O bosque estava agitado.

Havia sempre ruído naquele bosque, um ruído regular, surdo, como o eco de campainhas longínquas; tranquilo e vago, como uma doce romanza sem palavras, como uma recordação do passado. Havia sempre ruído naquele bosque, porque era velho, muito velho, e nunca fora tocado pela acha dos lenhadores. Os altos pinheiros seculares, com os seus troncos vermelhos, poderosos, erguem-se como um exército sombrio, estreitando as suas copas verdes em abóbadas espessas.

Por baixo, havia calma e cheirava a alcatrão. Através do tapete de verdes agulhas que cobriam a terra, cresciam cogumelos gordos e fantásticos e altas ervas verdes. As flores humildes inclinavam, cansadas, as pesadas corolas. E no alto, incessantemente, sem interrupção, ouvia-se o ruído do bosque, lançando dolorosos suspiros.

Agora, estes suspiros soam cada vez mais fortes e profundos. Eu, montado no meu cavalo, caminhava por um estreito carreiro florestal. Embora não pudesse ver o céu, adivinhava pela obscuridade do bosque que lá no cimo se iam amontoando grossas nuvens. A hora era bastante avançada. Alguns raios de sol perfuravam a espessa folhagem, mas, sobre as árvores descia já o escuro. Avizinhava-se a tempestade.

Era inútil pensar em caçar; resumia as minhas aspirações à possibilidade de chegar, antes do furacão, a um abrigo qualquer onde pudesse passar a noite.

O meu cavalo batia com os cascos nas raízes desnudadas de algumas árvores, e alargando as orelhas escutava com ansiedade o ruído do bosque. Também ele se mostrava impaciente, apressava o passo.

Ouviu-se o ladrar dum cão. Através das árvores, já mais distanciadas, viam-se as paredes brancas duma choça de cujo telhado saía um fumo azul. A choça, inclinada, com um tecto de palha enegrecida, acoitava-se como por detrás dum muro, entre os troncos vermelhos.

Parecia querer esconder-se debaixo da terra, e os esbeltos e soberbos pinheiros debruçavam sobre ela as copas majestosas. No meio da clareira, muito apertados, havia um grupo de sobreiros novos.

A casa era habitada por dois guardas do bosque, Zajar e Maximo, companheiros habituais das minhas excursões de caça. Mas não deviam estar ali, visto que ninguém saíra ao meu encontro, apesar dos latidos do enorme cão. O avô, ancião de cabeça calva e bigodes brancos, permanecia sentado no limiar da choça.

As barbas chegavam-lhe quase à cintura; os olhos eram escuros. Dir-se-ia que tentava recordar alguma coisa em vão.

— Bons dias avô. Está alguém em casa?

— Eh! — e o velho abanou negativamente a cabeça. — Não está nem Zajar, nem Maximo. Motria foi também ao bosque buscar a vaca... A vaca perdeu-se com certeza. Talvez a tenham devorado os ursos... Não, não está ninguém...

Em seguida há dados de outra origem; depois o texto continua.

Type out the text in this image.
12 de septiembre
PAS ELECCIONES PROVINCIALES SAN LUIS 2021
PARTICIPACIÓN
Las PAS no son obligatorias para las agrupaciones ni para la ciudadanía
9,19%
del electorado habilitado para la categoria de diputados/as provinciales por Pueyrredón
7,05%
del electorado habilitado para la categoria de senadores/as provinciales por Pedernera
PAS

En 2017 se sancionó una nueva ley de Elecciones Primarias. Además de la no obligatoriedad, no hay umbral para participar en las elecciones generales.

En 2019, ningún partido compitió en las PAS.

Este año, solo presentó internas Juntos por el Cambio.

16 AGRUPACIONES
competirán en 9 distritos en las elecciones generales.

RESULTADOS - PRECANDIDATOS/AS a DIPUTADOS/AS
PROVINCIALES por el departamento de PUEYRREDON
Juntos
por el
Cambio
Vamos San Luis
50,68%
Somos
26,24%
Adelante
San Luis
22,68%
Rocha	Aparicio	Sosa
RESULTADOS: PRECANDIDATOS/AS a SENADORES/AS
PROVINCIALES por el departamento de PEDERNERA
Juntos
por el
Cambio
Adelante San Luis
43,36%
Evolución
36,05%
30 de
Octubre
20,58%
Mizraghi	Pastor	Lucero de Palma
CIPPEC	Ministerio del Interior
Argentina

— Não importa. Espero, e faço-te companhia.

— Bem, se queres...

E enquanto amarro o meu cavalo a um carvalho, o velho olha-me com o seu olhar escuro e apagado. É muito débil, muito débil; não vê quase nada e as suas mãos tremem sempre.

— Quem és tu, moço? — perguntou-me quando me sentei a seulado.

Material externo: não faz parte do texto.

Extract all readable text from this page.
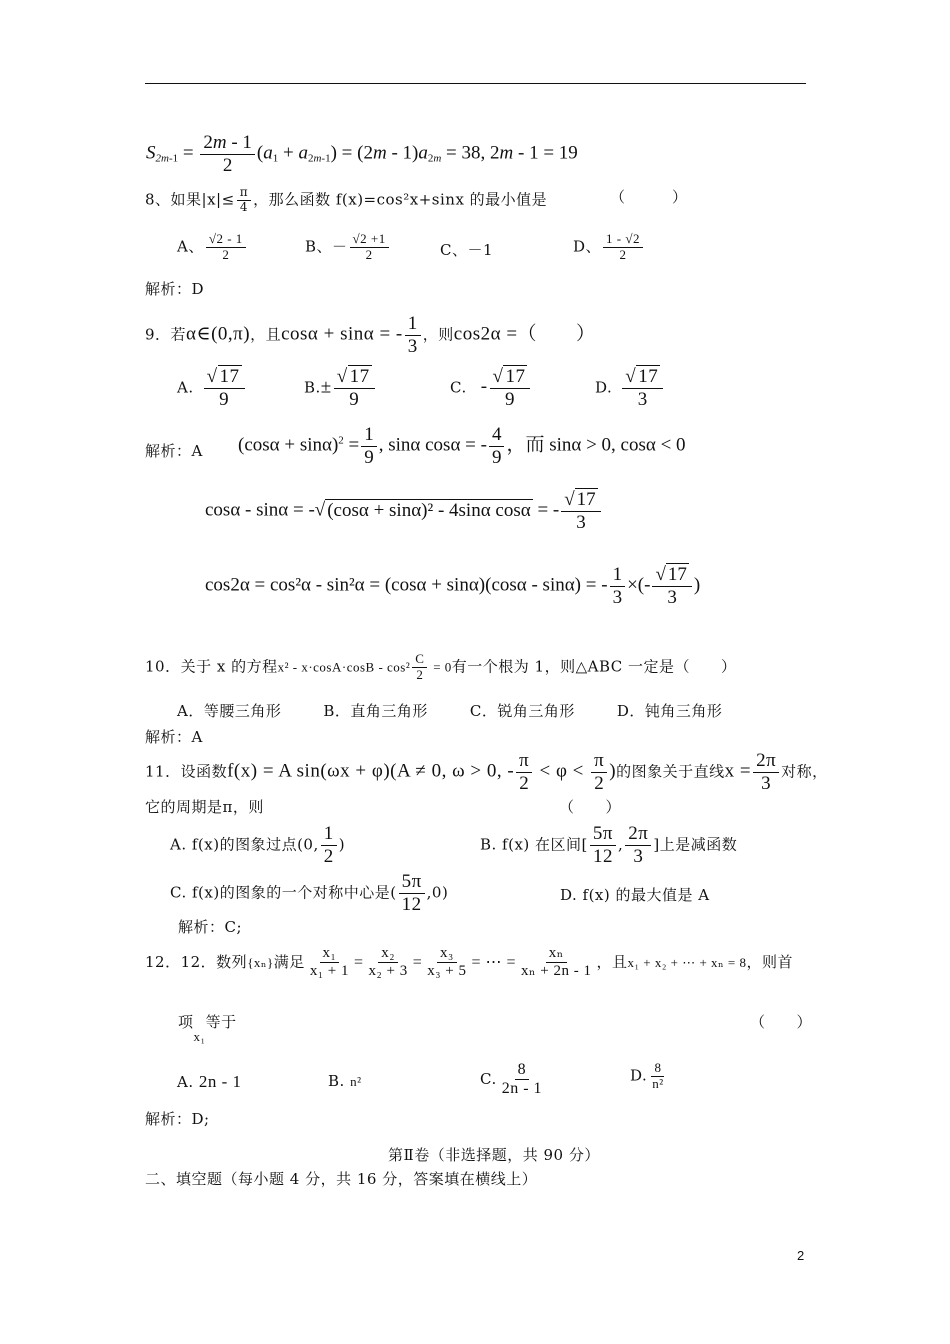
$S_{2m-1} = \frac{2m - 1}{2} (a_1 + a_{2m-1}) = (2m - 1)a_{2m} = 38$, 2m - 1 = 19
8、如果$|x|\le \frac{\pi}{4}$ ，那么函数 f(x)=cos²x+sinx 的最小值是	（　　　）
A、 $\frac{√2 - 1}{2}$	B、－ $\frac{√2 +1}{2}$	C、－1	D、 $\frac{1 - √2}{2}$
解析：D
9．若α∈(0,π)，且cosα + sinα = - $\frac{1}{3}$ ，则cos2α =（　　）
A. $\frac{√ 17}{9}$	$B.\pm \frac{√ 17}{9}$	C. - $\frac{√ 17}{9}$	D. $\frac{√ 17}{3}$
解析：A $(\cos\alpha + \sin\alpha)^2 = \frac{1}{9}$ , sinα cosα = - $\frac{4}{9}$ ，而 sinα > 0, cosα < 0
cosα - sinα = -√ (cosα + sinα)² - 4sinα cosα = - $\frac{√ 17}{3}$
cos2α = cos²α - sin²α = (cosα + sinα)(cosα - sinα) = - $\frac{1}{3}$ ×(- $\frac{√ 17}{3}$ )
10．关于 x 的方程$x^2 - x\cdot\cos A\cdot\cos B - \cos^2 \frac{C}{2} = 0$有一个根为 1，则△ABC 一定是（　　）
A．等腰三角形	B．直角三角形	C．锐角三角形	D．钝角三角形
解析：A
11．设函数f(x) = A sin(ωx + φ)(A ≠ 0, ω > 0, - $\frac{\pi}{2} < \varphi < \frac{\pi}{2}$ )的图象关于直线$x = \frac{2\pi}{3}$ 对称，
它的周期是π，则	（　　）
A. f(x)的图象过点(0, $\frac{1}{2}$ )	B. f(x) 在区间[ $\frac{5\pi}{12}$ , $\frac{2\pi}{3}$ ]上是减函数
C. f(x)的图象的一个对称中心是( $\frac{5\pi}{12} ,0$)	D. f(x) 的最大值是 A
解析：C;
12．12．数列{xₙ}满足 $\frac{\text{x₁}}{\text{x₁ + 1}} = \frac{\text{x₂}}{\text{x₂ + 3}} = \frac{\text{x₃}}{\text{x₃ + 5}}$ = ⋯ = $\frac{\text{xₙ}}{\text{xₙ + 2n - 1}}$ ，且x₁ + x₂ + ⋯ + xₙ = 8，则首
项x₁等于	（　　）
A. 2n - 1	B. n²	C. $\frac{8}{2n - 1}$	D. $\frac{8}{\text{n²}}$
解析：D;
第Ⅱ卷（非选择题，共 90 分）
二、填空题（每小题 4 分，共 16 分，答案填在横线上）
2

Cada vez que venho, faz a mesma pergunta.

— Ah! agora sim; sim, já me lembro — disse contente, enquantocompunha uma velha bota estragada. — A minha pobre cabeça não conserva muito a memória das coisas... É como um passador... Dos que morreram há muito tempo, lembro-me eu bem, mas a gente nova esqueço-a sempre.
Porque, bem vês já vivo há tanto tempo neste mundo...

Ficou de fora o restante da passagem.